Хобот хрустнул пальцами:

- Да ведь… ведь это же неправда!..

- Как, неправда?

- Ну, я только хотел, чтобы он от меня отвязался… А на самом деле было совсем другое… Скандал мы устроили с приятелями, ну выпивши были. Так вот, за хулиганство…

Шувара пожал плечами.

- Не верите? Я и бумажку могу показать.
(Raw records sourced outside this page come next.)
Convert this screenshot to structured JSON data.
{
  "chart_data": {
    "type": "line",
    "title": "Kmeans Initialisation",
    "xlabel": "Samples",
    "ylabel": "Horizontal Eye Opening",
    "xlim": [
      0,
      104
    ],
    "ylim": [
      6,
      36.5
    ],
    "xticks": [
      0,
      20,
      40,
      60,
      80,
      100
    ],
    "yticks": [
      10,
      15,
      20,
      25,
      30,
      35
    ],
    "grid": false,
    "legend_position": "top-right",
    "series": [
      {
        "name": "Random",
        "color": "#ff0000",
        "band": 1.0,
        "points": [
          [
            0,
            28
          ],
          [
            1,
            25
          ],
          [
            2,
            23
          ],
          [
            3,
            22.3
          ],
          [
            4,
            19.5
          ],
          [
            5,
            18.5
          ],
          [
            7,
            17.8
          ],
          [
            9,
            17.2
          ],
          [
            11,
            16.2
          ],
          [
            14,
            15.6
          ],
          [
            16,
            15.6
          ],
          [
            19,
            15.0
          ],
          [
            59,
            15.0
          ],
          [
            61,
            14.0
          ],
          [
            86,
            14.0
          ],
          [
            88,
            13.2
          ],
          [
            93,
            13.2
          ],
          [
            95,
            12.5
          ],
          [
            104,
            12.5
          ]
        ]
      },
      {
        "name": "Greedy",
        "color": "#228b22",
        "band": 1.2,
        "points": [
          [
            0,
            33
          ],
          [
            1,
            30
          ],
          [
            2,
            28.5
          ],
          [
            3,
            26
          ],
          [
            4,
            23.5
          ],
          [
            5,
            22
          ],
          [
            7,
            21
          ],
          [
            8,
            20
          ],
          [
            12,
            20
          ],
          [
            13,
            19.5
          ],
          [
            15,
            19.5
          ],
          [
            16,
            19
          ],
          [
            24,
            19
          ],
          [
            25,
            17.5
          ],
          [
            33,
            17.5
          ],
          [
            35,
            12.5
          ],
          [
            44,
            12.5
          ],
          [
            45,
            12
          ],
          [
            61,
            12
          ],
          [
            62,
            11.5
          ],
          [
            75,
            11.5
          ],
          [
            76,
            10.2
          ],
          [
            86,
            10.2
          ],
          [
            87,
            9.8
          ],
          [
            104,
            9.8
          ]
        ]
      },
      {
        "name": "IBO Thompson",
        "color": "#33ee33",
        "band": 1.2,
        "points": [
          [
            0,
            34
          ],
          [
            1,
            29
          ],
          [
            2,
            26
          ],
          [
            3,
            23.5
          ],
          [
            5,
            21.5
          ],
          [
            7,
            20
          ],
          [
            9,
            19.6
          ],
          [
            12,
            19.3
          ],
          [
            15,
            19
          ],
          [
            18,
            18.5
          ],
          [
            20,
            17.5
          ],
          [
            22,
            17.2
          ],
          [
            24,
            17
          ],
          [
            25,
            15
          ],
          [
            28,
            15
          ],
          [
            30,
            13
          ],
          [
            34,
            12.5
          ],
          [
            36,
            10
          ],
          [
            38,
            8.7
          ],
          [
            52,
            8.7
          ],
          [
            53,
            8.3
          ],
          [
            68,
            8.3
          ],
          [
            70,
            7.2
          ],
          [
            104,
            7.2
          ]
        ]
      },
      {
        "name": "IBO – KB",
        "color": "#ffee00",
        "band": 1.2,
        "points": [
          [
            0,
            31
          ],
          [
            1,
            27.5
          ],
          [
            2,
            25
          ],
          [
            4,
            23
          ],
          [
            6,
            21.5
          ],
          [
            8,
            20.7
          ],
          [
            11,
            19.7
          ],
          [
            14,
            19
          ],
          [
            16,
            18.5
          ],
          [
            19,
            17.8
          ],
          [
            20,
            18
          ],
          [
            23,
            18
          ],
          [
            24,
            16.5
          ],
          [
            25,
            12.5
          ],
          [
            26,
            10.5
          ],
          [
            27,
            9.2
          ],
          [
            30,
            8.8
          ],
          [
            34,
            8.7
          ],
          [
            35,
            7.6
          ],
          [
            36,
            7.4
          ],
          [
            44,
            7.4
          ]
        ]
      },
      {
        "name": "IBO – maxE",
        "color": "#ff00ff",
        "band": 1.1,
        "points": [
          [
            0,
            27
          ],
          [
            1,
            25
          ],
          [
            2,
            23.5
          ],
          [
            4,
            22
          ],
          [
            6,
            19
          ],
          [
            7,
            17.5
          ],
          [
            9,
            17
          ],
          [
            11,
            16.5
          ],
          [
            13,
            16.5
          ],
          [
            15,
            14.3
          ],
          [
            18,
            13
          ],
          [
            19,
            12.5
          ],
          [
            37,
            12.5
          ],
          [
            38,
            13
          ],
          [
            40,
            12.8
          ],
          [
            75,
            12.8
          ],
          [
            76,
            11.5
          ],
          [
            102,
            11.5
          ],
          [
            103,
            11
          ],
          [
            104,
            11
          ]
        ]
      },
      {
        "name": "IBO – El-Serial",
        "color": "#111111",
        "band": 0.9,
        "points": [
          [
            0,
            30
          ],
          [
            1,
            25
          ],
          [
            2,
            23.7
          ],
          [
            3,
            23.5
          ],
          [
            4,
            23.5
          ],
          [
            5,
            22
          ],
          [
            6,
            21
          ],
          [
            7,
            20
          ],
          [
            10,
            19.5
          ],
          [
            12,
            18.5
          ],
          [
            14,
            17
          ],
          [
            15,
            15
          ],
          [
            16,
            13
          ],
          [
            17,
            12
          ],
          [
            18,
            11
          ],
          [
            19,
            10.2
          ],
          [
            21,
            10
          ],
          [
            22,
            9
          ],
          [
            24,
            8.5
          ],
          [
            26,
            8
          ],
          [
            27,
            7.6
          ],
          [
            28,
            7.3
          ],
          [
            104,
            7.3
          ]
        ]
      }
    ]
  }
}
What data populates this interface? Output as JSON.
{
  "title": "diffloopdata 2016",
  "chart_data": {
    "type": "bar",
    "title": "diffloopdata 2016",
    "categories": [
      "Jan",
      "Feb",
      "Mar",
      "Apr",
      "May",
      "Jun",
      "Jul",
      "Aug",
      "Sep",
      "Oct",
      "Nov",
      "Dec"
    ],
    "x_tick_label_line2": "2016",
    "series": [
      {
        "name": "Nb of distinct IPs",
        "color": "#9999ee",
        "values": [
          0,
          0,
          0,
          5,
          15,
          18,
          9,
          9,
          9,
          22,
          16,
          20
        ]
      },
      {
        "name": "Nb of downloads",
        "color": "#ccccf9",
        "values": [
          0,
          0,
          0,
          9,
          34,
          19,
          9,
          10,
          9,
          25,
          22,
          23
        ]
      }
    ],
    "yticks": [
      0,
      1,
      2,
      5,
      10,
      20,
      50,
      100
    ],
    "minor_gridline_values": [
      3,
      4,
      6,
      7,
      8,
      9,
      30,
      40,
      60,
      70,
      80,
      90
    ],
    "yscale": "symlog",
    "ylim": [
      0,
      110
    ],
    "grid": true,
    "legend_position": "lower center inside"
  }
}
У меня есть бумажка, там все написано.

- Нашел время хулиганить!.. Но все равно, хулиганство ты тоже брось!

- Да что вы думаете, что я какой-нибудь скандалист? Просто так случилось, со всяким может случиться…

- Я тебя только так, на всякий случай предупреждаю…

- И предупреждать нечего, - обиженно огрызнулся Хобот. Но Шувара вдруг рассмеялся, и в его серых глазах блеснули веселые искорки.

- Эх, парень, парень, и врать-то ты не умеешь, сейчас и уши покраснели.

- Как это? - смутился Хобот.

- Да вот так. Ладно уж, меня не надуешь. Но, чур, уговор: что было, то было, но сейчас - ни-ни! Сейчас все по-новому, согласен?

Хобот молча кивнул головой, исподлобья глядя куда-то в сторону.

Некоторое время он сторонился Шувары, хотя его послали на работу в мастерскую, которой тот руководил. Но обида скоро рассеялась. Шувара, с его спокойным голосом, с его добродушной усмешкой и умением разъяснить все трудные вопросы, легко привлекал к себе сердца. К тому же он был превосходным слесарем, и это внушало уважение Хоботу, который имел за собой лишь недолгие годы практики у пьяницы-мастера, не горевшего желанием поделиться своими скудными знаниями с учеником.

Подружившись с Хоботом и получив от него все сведения об андерсовской армии, Марцысь окончательно убедился, что жалеть ему не о чем. Но ведь это он знает лишь теперь. А сначала казалось, что это настоящая армия и что именно там его место. Все же он тогда не сумел настоять на своем, не смог убедить мать… Конечно, в сущности вышло даже лучше, но мальчика мучили сомнения в твердости его характера.